A consolidação do movimento no Rio de Janeiro
Se o Clube da Esquina, enquanto pura agitação juvenil, nasceu nas ladeiras do bairro de Santa Tereza, em Belo Horizonte, sua consolidação como movimento musical singular se deu no Rio de Janeiro, como explicou o próprio Lô Borges em depoimento ao GLOBO em 2022.
— A esquina mesmo da Divinópolis com Paraisópolis era a realidade da família Borges. Ali era eu, meus irmãos e Beto Guedes. Flavio Venturini, Toninho Horta, Nelson Ângelo, Tavito, Wagner Tiso, cada um frequentava os lugares onde eles moravam em Belo Horizonte.
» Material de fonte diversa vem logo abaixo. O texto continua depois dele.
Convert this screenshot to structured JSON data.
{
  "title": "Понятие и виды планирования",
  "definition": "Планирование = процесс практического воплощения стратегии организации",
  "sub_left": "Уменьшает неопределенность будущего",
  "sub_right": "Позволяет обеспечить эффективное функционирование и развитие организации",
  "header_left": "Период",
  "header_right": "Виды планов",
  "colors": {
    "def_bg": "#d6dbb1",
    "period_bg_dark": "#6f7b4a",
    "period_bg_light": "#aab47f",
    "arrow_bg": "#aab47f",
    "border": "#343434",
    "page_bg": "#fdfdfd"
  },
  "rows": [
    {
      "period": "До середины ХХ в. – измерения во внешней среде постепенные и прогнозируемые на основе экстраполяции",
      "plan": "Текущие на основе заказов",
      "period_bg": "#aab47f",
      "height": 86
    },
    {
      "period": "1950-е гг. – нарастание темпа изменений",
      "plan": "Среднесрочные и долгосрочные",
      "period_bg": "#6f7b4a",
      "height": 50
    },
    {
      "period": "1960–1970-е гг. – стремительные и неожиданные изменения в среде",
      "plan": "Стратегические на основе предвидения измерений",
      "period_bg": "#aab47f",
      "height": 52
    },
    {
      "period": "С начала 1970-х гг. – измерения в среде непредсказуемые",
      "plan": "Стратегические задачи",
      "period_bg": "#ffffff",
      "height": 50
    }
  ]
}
Essa esquina não era muito frequentada, a não ser pelo pessoal do meu bairro, que era o bairro de Santa Tereza. Então o chamado movimento Clube da Esquina se deu na cidade do Rio de Janeiro, quando todos esses mineiros foram se encontrar no estúdio da Odeon para gravar “Clube da Esquina”, que o Bituca tinha me convidado para dividir e fazer a metade das músicas — relembrou Lô.
Lô Borges, Milton Nascimento e Beto Guedes moraram por cerca de dez meses em Niterói, entre 1970 e 1971, na então Praia de Mar Azul, hoje conhecida como Prainha de Piratininga. Foi lá que eles compuseram quase todo o álbum “Clube da Esquina”, lançado em 1972.
Antes disso, os amigos passaram meses pulando de apartamento em apartamento na Zona Sul do Rio. Em entrevista publicada pelo GLOBO em 2022, Lô Borges contou que eles não conseguiam parar muito tempo num mesmo imóvel — em plena ditadura militar no Brasil, três jovens músicos cabeludos eram constantemente amedrontados por vizinhos e policiais truculentos.
— Foi aí que um empresário do Milton teve uma luz e conseguiu uma casa num lugar paradisíaco, e nós nos mudamos — explicou Lô sobre a ida para Piratininga.